Sites where the outlook was more positive were Onagawa and Shizugawa Bay, which in contrast to Nobiru and Wakabayashi, showed clear signs of progress but had not quite reached the rebuilding stage of recovery. In Onagawa one indicator of the destruction the 16 metre inundation wave wrought on the bay has turned into an unlikely tourist attraction. A 3-storey steel framed, reinforced concrete building was overturned by the force of the water during the tsunami but remained intact. As images of the building have circled the globe and visitors to the area go out of their way to visit the site, the ruin is now being deliberately preserved as a monument and reminder of the power nature can wield. A car park has been cordoned off and a temporary ‘Rebuild Shop’ has sprung up to help raise funds for the redevelopment of the area.

Left: 2011 EEFIT report image of Building D; Right: Recent mission image of Building D

Left: 2011 EEFIT image of Building D; Right: 2013 image.
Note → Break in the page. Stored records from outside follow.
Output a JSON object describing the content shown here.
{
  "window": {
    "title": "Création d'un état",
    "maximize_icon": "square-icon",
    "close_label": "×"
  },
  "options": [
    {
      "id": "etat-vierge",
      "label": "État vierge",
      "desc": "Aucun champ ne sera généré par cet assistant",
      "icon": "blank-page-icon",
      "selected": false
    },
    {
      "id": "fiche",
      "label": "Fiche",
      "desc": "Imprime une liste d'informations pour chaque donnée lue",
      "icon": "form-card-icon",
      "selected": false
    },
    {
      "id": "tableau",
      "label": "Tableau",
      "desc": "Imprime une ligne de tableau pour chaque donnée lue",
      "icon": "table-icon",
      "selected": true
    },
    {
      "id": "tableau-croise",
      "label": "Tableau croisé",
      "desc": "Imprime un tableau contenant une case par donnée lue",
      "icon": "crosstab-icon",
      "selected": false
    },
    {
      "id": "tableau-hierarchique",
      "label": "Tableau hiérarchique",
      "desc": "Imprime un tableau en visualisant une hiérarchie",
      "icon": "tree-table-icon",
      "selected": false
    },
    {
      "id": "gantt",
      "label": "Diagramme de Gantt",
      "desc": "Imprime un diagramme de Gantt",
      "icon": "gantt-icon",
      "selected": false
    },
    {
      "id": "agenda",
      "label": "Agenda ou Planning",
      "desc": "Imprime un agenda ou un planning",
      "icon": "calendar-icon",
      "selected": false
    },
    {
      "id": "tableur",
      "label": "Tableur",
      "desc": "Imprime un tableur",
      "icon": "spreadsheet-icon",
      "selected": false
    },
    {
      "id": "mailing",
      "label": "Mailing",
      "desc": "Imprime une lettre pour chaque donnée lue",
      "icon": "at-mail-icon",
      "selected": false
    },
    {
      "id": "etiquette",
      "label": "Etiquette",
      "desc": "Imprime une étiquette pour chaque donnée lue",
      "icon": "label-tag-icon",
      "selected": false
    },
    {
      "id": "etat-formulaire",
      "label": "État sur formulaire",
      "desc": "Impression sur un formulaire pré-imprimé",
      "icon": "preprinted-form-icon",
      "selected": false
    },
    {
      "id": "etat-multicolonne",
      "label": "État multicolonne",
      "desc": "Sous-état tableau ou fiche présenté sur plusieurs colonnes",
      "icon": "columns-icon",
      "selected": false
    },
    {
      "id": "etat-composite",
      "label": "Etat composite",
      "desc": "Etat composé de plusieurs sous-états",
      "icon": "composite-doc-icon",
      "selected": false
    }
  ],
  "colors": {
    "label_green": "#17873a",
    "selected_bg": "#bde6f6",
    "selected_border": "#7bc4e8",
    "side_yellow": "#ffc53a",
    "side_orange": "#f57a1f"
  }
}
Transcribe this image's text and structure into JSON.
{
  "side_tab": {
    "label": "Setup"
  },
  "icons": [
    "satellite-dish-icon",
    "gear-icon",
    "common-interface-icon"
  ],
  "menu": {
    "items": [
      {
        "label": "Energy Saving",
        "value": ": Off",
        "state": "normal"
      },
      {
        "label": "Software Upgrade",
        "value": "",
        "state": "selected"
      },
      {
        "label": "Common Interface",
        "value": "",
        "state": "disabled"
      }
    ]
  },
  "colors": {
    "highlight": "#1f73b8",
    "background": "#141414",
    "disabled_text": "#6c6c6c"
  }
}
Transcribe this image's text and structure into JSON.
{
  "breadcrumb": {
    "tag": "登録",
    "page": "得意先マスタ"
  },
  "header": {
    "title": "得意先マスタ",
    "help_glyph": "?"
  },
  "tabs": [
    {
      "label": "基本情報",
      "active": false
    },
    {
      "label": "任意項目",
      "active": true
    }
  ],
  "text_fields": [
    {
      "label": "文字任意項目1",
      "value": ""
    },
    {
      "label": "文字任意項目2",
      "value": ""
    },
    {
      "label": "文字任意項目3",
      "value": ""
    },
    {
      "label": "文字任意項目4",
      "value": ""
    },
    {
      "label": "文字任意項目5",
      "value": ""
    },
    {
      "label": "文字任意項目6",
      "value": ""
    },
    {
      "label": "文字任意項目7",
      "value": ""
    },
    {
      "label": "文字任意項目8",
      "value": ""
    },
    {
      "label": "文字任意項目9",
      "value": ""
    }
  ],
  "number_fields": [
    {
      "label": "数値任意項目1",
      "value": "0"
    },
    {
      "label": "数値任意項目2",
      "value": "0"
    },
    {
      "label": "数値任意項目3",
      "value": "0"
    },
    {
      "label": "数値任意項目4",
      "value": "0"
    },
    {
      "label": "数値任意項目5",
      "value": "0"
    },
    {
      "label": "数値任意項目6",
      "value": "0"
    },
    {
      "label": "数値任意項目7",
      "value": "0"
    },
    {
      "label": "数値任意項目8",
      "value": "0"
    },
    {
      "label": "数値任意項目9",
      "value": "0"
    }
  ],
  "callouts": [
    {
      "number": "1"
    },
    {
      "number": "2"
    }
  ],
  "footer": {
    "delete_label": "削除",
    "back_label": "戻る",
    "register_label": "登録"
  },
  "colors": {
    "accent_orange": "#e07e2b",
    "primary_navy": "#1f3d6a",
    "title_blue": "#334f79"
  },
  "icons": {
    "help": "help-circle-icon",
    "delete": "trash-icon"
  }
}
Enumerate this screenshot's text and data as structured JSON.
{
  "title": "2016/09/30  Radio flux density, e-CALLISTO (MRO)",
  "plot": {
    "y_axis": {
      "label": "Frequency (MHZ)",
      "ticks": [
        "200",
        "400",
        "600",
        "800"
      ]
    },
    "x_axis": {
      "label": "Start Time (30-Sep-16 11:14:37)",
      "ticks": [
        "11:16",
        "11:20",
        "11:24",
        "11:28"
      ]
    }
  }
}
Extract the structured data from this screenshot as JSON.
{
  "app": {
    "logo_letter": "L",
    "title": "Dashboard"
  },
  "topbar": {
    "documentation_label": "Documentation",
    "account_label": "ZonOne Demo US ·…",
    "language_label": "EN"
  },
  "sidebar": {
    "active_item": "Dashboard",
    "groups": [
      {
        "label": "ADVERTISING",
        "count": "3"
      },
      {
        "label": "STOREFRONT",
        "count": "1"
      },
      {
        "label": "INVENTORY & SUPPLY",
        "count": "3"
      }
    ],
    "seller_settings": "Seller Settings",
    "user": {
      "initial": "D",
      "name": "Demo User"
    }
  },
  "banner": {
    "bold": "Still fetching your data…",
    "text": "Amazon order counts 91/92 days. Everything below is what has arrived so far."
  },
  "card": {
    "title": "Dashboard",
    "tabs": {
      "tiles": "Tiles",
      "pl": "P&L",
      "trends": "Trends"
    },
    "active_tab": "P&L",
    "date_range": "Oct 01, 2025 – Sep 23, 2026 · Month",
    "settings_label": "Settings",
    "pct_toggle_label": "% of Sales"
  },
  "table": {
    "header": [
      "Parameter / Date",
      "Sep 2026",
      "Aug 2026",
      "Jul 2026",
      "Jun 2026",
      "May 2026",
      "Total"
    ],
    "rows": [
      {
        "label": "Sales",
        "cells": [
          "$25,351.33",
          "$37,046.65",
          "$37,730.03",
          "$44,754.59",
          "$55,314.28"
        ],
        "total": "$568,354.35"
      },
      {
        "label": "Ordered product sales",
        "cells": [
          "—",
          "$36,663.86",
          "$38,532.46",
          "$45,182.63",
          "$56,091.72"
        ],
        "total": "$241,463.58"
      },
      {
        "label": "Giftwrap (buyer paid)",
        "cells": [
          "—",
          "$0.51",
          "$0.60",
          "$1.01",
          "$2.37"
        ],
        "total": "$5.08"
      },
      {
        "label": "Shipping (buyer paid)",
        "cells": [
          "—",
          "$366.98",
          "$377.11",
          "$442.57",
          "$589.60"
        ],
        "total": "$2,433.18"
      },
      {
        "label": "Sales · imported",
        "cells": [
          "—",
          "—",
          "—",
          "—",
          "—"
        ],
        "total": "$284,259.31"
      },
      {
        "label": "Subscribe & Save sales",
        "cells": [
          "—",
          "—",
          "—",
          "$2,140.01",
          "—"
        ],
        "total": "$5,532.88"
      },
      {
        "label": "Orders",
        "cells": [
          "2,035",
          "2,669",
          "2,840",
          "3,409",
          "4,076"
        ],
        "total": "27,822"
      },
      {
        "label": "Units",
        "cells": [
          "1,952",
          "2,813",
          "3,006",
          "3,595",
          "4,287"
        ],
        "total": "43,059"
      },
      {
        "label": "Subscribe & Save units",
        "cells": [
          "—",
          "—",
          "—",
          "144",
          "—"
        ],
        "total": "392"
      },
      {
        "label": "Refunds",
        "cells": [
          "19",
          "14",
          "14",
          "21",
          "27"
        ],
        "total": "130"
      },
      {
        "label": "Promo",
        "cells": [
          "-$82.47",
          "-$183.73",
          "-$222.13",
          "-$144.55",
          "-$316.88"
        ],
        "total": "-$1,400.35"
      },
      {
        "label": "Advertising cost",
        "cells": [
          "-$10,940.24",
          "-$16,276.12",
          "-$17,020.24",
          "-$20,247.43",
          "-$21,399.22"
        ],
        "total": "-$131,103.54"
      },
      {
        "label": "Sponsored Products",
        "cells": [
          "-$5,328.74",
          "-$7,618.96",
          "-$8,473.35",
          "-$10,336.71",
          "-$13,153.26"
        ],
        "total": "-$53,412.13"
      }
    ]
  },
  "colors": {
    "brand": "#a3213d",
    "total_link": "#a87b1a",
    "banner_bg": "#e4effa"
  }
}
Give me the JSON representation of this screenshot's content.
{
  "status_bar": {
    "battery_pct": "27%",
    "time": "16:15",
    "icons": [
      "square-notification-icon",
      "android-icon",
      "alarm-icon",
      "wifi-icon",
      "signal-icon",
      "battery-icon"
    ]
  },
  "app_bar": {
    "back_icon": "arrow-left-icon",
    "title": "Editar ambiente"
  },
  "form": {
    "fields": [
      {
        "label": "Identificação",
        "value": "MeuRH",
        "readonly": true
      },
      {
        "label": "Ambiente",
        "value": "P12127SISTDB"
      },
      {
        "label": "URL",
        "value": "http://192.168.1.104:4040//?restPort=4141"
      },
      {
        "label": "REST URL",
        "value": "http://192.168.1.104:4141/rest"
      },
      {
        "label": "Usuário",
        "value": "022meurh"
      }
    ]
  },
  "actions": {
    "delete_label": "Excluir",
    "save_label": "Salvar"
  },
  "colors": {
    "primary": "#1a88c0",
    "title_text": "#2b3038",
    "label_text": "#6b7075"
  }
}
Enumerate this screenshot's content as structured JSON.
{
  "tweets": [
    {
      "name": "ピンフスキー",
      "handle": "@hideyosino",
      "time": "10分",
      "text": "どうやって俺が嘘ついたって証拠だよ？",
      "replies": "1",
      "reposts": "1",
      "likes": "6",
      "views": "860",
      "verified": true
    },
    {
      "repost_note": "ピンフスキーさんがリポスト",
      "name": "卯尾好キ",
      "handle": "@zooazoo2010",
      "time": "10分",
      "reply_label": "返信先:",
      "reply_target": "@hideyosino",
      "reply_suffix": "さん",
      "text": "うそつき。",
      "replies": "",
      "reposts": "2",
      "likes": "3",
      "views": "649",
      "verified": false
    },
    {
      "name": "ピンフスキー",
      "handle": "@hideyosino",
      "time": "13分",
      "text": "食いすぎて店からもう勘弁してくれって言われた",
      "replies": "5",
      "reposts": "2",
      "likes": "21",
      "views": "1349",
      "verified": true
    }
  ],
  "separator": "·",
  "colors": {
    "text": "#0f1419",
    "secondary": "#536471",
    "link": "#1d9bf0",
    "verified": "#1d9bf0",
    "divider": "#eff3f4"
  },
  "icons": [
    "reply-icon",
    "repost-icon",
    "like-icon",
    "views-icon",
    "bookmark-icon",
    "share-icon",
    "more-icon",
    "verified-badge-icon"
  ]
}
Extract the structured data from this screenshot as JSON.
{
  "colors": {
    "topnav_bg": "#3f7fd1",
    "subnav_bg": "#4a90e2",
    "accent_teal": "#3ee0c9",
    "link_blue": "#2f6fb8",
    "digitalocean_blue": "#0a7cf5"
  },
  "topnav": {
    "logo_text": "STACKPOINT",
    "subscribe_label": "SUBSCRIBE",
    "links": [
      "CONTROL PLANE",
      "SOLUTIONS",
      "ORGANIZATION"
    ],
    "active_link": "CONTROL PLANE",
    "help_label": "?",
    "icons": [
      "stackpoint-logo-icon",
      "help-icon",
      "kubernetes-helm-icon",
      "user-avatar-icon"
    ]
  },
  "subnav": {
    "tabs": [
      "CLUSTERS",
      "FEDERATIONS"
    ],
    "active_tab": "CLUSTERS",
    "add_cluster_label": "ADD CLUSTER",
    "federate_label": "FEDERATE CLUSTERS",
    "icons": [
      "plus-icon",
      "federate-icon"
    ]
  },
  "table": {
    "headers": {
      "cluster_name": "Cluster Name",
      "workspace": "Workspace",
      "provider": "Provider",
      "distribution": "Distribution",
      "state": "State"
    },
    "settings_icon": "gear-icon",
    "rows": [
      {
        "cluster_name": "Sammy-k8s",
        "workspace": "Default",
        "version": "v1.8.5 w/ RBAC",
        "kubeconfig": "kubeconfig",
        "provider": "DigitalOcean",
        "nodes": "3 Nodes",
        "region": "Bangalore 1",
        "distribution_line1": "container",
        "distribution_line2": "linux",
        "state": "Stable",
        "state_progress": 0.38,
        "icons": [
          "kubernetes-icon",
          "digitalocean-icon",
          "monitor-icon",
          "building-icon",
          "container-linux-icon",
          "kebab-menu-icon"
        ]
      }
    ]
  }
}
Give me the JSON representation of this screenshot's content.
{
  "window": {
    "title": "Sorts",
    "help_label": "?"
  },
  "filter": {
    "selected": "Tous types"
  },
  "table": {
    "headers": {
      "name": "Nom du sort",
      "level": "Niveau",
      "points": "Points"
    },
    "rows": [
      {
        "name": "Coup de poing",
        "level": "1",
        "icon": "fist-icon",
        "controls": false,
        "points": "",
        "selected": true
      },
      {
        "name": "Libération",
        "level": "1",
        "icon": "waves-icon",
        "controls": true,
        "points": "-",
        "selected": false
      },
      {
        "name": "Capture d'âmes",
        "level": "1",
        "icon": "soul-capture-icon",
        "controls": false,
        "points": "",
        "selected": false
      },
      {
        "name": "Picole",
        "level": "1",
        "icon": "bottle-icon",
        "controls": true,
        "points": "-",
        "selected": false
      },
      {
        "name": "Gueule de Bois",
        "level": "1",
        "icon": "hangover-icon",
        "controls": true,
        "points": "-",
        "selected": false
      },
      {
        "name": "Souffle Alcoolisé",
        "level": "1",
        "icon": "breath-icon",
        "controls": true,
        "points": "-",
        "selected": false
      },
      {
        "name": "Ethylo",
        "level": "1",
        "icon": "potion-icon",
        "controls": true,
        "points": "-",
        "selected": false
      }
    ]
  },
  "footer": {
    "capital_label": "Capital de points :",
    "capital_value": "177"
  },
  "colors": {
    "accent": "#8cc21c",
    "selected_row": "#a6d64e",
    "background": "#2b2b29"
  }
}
After a refreshing night in a Japanese style hotel room, complete with slippers, Tatami Mats and a wonderful bento meal, we set out for Ofunato. On entering the town from the south, the redevelopment and rebuilding efforts of the town became apparent. The road (Route 45) appeared newly laid and lining it were newly constructed buildings housing a range of businesses from small enterprises to larger chain stores. The overall impression of Ofunato was one of progress.

Preserved tree at Takata-Matsubara


Despite the speedy recovery of certain areas devastated by the 2011 tsunami, there is still a long way to go before the Tohoku coastline of Japan can be classified as recovered from this momentous event. Some may argue that it never can fully recover from such an earth-shattering occurrence. Hope, however, can be seen in the miraculous survival of a singular tree on the shoreline of Takata-Matsubara. Where once 70,000 pine trees stood along a 2 km stretch of beach, one tree was left standing after the 2011 tsunami. This ‘miracle pine’ has captured the hearts of the Japanese people and it is now being preserved as an enduring symbol that hope is not lost and life can be protected.

Throughout our enlightening week in Japan, lots of things were learnt, many sights were seen and much rice was eaten. We all came away with a far greater appreciation of what challenges Japan, and indeed the world, are facing relating to our vulnerability to natural disasters. In addition to this deeper understanding however, Melodie and I also learnt that our transferable skills extend to the operation of an entirely Japanese Sat Nav; the personal achievement of our successful navigation around the coast and arrival back at the car hire shop a mere 10 minutes before the drop off time was, we felt, quite a triumph!

We would like to thank, once again, the UK Department for Business, Innovation and Skills (BIS) for funding the expedition; their support is gratefully acknowledged.